The finality of it is what keeps surprising me. That there is no going back, just to clarify, just to see if we could, just to say hello. And the guilt, that there had been moments when I had wanted to speed it all up and others that I had wanted to slow.
Now, just stretches out before me without boundaries, a vast, plain vista of existence, taut to the edge, to the end of my days, whenever that may be. I had wondered how to colour in the spaces for a short while. Today, most days, I don’t bother, the effort of it all, too much. I float as if blindfolded through the abyss.
At first, it had been busy, who knew that dying was such an instigator of action? Not me. Arrangements, appointments, then your funeral and then, not an awful lot. The concerned calls levelled out, and aloneness became more acute.
One Friday, I began to pack up your clothes and then your toiletries. I binned the open plastic and glass and then, all of it.
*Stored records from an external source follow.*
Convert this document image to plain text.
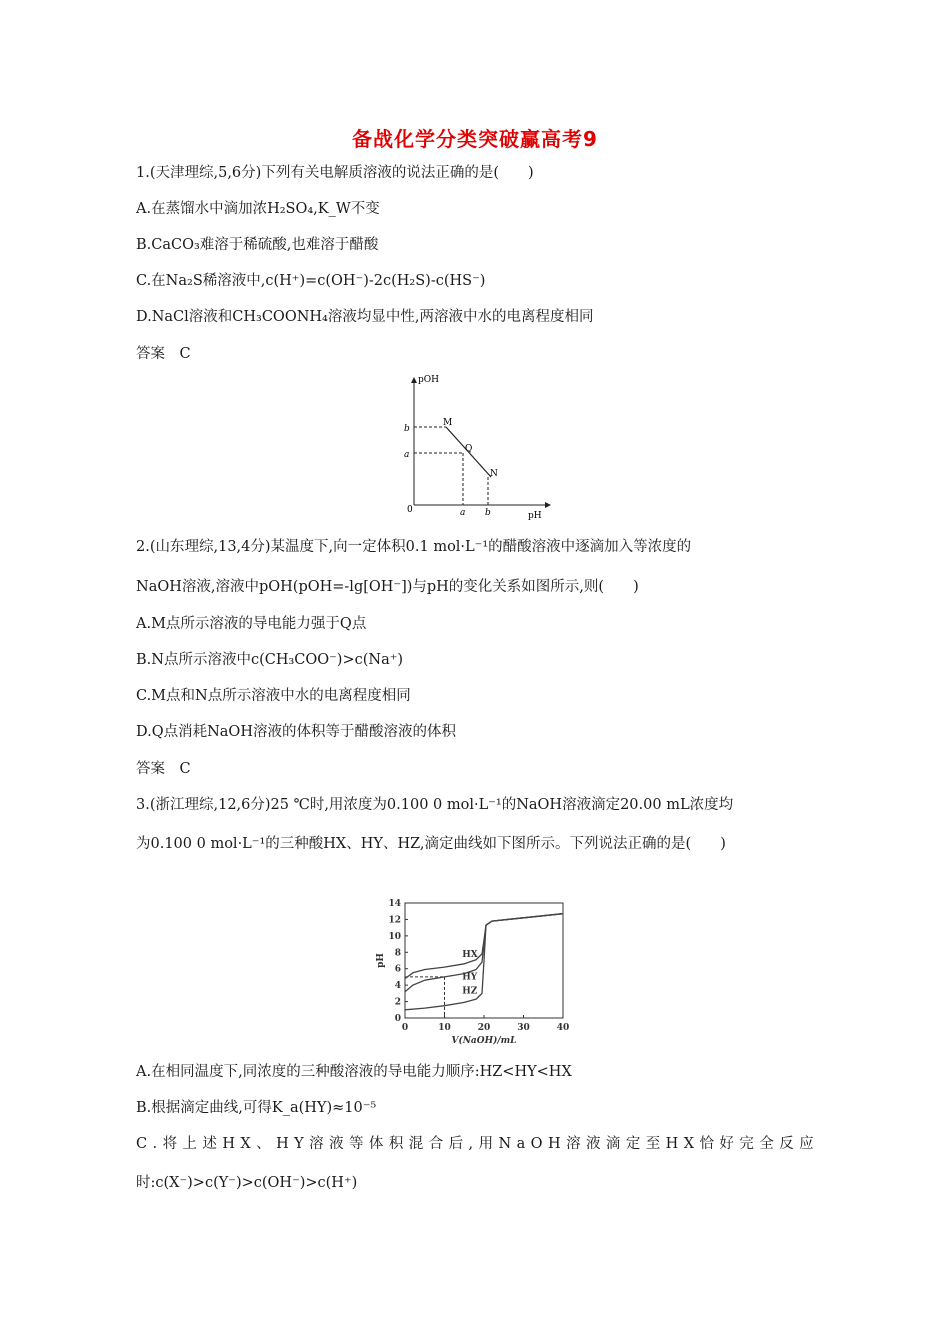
备战化学分类突破赢高考9
1.(天津理综,5,6分)下列有关电解质溶液的说法正确的是(　　)
A.在蒸馏水中滴加浓H₂SO₄,K_W不变
B.CaCO₃难溶于稀硫酸,也难溶于醋酸
C.在Na₂S稀溶液中,c(H⁺)=c(OH⁻)-2c(H₂S)-c(HS⁻)
D.NaCl溶液和CH₃COONH₄溶液均显中性,两溶液中水的电离程度相同
答案　C
pOH
pH
0
b
a
a b
M
Q
N
2.(山东理综,13,4分)某温度下,向一定体积0.1 mol·L⁻¹的醋酸溶液中逐滴加入等浓度的
NaOH溶液,溶液中pOH(pOH=-lg[OH⁻])与pH的变化关系如图所示,则(　　)
A.M点所示溶液的导电能力强于Q点
B.N点所示溶液中c(CH₃COO⁻)>c(Na⁺)
C.M点和N点所示溶液中水的电离程度相同
D.Q点消耗NaOH溶液的体积等于醋酸溶液的体积
答案　C
3.(浙江理综,12,6分)25 ℃时,用浓度为0.100 0 mol·L⁻¹的NaOH溶液滴定20.00 mL浓度均
为0.100 0 mol·L⁻¹的三种酸HX、HY、HZ,滴定曲线如下图所示。下列说法正确的是(　　)
0
2
4
6
8
10
12
14
0	10	20	30	40
V(NaOH)/mL
pH	HX
HY
HZ
A.在相同温度下,同浓度的三种酸溶液的导电能力顺序:HZ<HY<HX
B.根据滴定曲线,可得K_a(HY)≈10⁻⁵
C . 将 上 述 H X 、 H Y 溶 液 等 体 积 混 合 后 , 用 N a O H 溶 液 滴 定 至 H X 恰 好 完 全 反 应
时:c(X⁻)>c(Y⁻)>c(OH⁻)>c(H⁺)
I could cope with ignoring the contents of black bags, climbing the grimy open tread steps at the municipal recycling yard, and heaving them over the edge into the cavernous metal containers. Charity shops with their concerned helpers were not my thing. I rang your friend Joe to collect all the tools. I will never be a plumber, so best for a clean sweep.
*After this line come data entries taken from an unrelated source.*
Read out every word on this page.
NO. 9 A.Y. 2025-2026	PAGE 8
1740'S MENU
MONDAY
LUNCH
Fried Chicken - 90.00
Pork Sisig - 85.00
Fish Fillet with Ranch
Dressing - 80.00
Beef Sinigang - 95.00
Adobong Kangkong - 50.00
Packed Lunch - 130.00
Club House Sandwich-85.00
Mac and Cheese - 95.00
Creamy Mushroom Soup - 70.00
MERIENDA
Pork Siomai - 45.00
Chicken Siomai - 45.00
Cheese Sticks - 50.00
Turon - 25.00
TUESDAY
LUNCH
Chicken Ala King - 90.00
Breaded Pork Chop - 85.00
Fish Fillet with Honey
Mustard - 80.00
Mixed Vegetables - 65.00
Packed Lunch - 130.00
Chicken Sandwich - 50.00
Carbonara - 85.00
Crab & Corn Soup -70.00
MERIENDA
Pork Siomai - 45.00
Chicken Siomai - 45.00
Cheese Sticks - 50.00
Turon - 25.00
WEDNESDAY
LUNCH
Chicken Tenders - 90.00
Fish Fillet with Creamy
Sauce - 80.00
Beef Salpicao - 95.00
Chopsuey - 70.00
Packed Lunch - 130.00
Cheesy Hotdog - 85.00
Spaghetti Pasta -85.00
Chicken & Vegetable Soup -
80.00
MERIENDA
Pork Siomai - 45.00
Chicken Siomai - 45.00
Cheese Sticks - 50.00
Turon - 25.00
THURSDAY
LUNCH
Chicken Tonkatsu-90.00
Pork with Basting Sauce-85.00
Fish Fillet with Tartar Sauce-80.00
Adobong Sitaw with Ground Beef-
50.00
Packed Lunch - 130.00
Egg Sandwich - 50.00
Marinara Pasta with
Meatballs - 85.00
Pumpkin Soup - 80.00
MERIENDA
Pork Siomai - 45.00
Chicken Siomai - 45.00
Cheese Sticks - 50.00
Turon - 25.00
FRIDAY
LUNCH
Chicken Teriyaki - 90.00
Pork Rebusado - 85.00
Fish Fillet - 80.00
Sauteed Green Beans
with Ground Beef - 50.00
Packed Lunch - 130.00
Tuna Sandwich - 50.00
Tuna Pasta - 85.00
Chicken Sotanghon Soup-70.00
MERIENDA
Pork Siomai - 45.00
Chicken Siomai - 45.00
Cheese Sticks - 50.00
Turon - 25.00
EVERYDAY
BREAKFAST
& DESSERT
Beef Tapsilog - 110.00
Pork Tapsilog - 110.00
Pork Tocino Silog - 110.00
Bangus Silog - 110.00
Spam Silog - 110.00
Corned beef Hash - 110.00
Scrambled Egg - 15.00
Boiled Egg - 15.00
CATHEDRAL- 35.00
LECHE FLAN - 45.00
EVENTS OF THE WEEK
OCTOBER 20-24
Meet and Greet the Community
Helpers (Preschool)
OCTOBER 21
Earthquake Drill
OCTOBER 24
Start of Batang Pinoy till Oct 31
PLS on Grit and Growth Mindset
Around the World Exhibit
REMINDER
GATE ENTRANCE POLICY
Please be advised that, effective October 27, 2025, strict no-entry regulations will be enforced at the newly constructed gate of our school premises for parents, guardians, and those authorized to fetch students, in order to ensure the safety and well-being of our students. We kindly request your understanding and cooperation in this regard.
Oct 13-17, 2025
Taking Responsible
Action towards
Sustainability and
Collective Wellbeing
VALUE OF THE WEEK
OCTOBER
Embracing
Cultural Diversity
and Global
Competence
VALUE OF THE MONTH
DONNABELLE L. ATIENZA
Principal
For no reason, I began painting every wall, cupboard, and shelf in every room, white. First, I used up all the white paint in the house and then settled on a dull shade of white from the local DIY centre. Everywhere, layer upon layer of white.
Binning a life was addictive. Every ornament went. Every unnecessary item left the building. I was regimented about it. A single plate setting, vital kitchen knives and pans, less than a suitcase of clothing, six books, a bed and a lamp remained. The sofa stayed, a table and a chair.
Then, I filled the place with air. Opening every window and every door, day and most nights for a week. A feeling that something needed to escape, to breathe, that air in could equal pain out, and yet. What can I say? It is not you it’s me. I need to escape, even as I carry us with me, I do carry you with me; I can’t paint that out. I need to escape me. The old me. The me of us. I need to rediscover the me of me, who I decide and choose to be.
I didn’t know though, that in the retreat, I could lose even that ambition. Regardless of bright white, air and space, I am a shadow of a lost self, waiting. Waiting for a reason to bother with more.
My bag is still packed, I’m just not sure of what comes next. Then a tap against the windowpane. Sitting on the sofa, gazing into nothing, I turn and look. It must be winter, I think, that Robin is back again. A half-smile, an echo, It’s snack time in Sunflower Seed Season. I need to refill the bird feeders now.
And I begin once more, to colour me in.